La libération des données provenant de l’Open Data et l’utilisation de logiciels libres (open source) risque de confirmer cette tendance. Roger Brunet insiste sur ce point de vue en révélant que :

« Tout un chacun peut désormais faire des cartes sur son ordinateur personnel, même sans apprentissage, ce qui ne va pas sans inconvénient : faire correctement une carte demande autant de formation qu’écrire correctement un texte, et devrait s’apprendre à l’école. Ce ne sera pas pour autant de la cartographie, car celle-ci a des règles strictes, et des conventions qui s’apprennent ».

(Les Mots de la géographie, Brunet, 1992, p 84-85)

Et c’est bien cela qui interpelle dans cette démocratisation. En effet, l’arrivée sur le marché de nombreux programmes et autres logiciels, donne l’illusion à l’utilisateur d’avoir des notions de cartographie. Cependant, les cartes produites sans maîtrises des logiciels, des codes de la cartographie et des connaissances territoriales qui atteignent le grand public sont souvent

42 erronées ou incomplètes. Pour illustrer ce propos, les usagers confondent bien souvent donnée et information. En cartographie, une information est le résultat d’une action d’interprétation d’une donnée. Par ailleurs, une donnée peut être stockée (base de données) mais pas une information qui représente uniquement une interprétation du cartographe.

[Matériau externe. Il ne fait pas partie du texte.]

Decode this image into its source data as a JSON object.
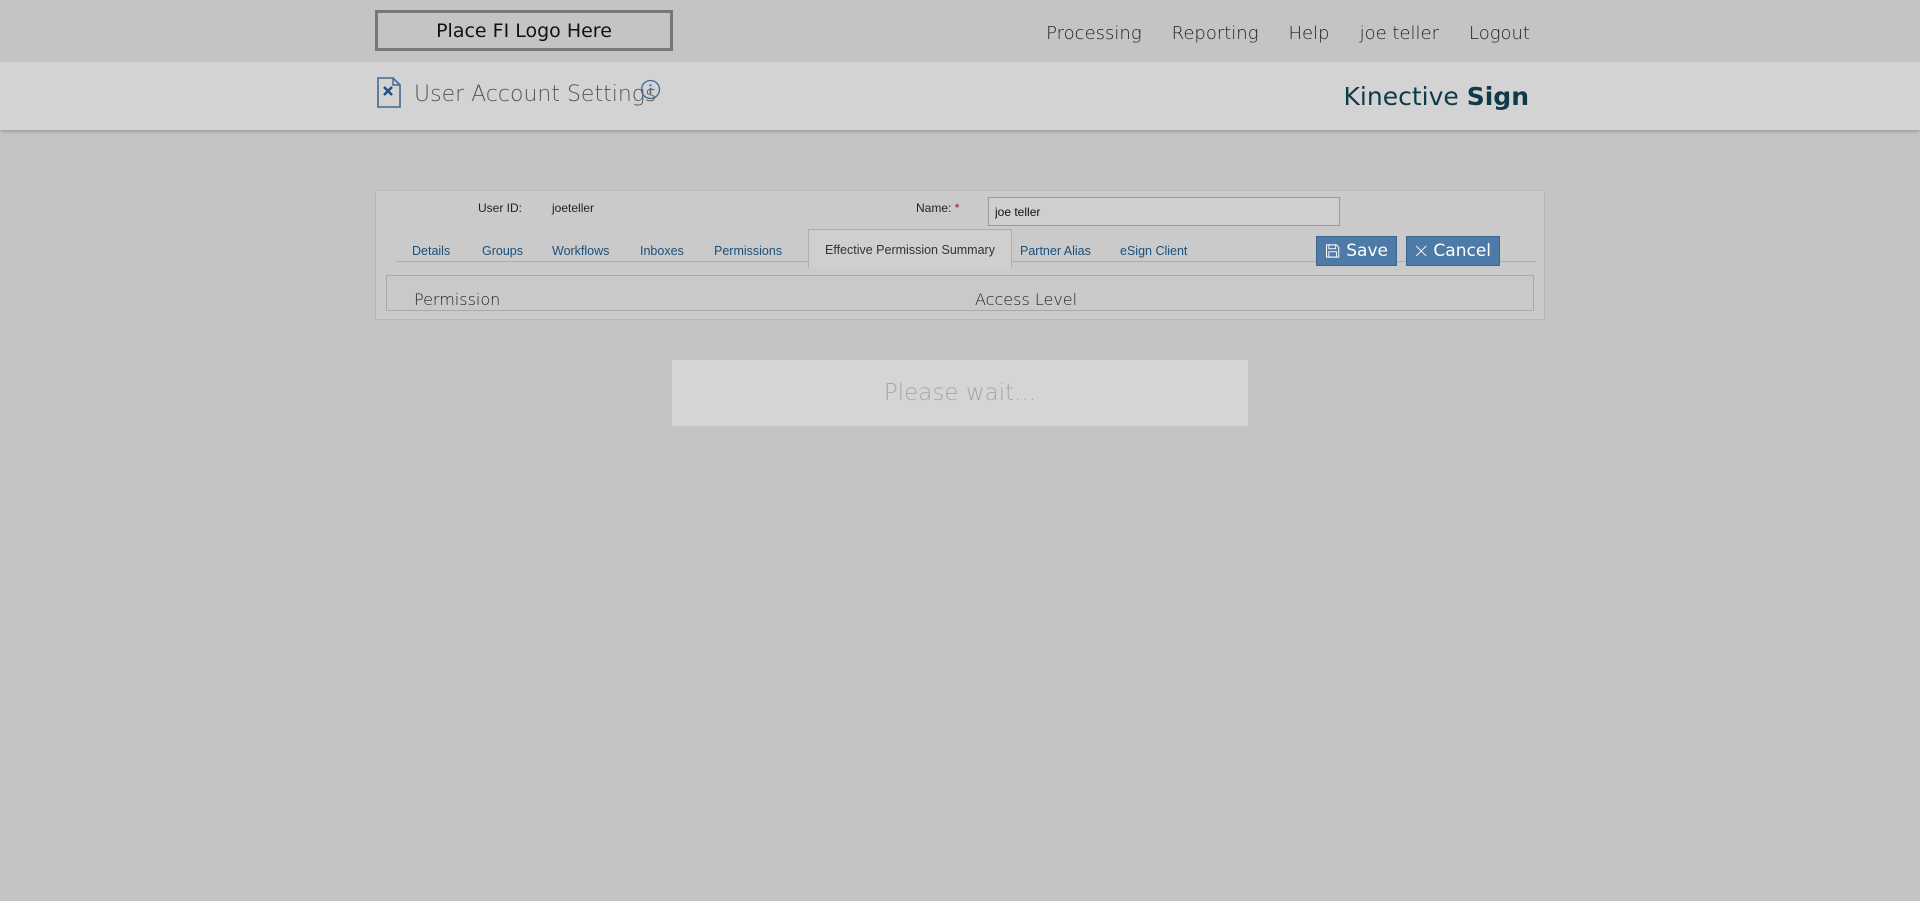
{
  "topbar": {
    "logo_text": "Place FI Logo Here",
    "nav": [
      "Processing",
      "Reporting",
      "Help",
      "joe teller",
      "Logout"
    ]
  },
  "header": {
    "title": "User Account Settings",
    "brand_light": "Kinective",
    "brand_bold": "Sign",
    "brand_color": "#0e3a4a"
  },
  "form": {
    "user_id_label": "User ID:",
    "user_id_value": "joeteller",
    "name_label": "Name:",
    "required_mark": "*",
    "name_value": "joe teller"
  },
  "tabs": [
    {
      "label": "Details"
    },
    {
      "label": "Groups"
    },
    {
      "label": "Workflows"
    },
    {
      "label": "Inboxes"
    },
    {
      "label": "Permissions"
    },
    {
      "label": "Effective Permission Summary",
      "active": true
    },
    {
      "label": "Partner Alias"
    },
    {
      "label": "eSign Client"
    }
  ],
  "buttons": {
    "save_label": "Save",
    "cancel_label": "Cancel",
    "accent_color": "#4d7aa7"
  },
  "table": {
    "columns": [
      "Permission",
      "Access Level"
    ]
  },
  "status": {
    "wait_text": "Please wait..."
  }
}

L’accessibilité à la discipline pose alors question dans l’orientation qui sera donnée aux cartes produites et mises à la disposition des gens. Ainsi, la carte a une grande influence auprès des populations et de nos jours et il sera important pour la cartographie de règlementer voire même de standardiser des codes pour éviter l’écueil d’une anarchisation de la discipline dans une ère des médias marquée par le buzz et les fakes news.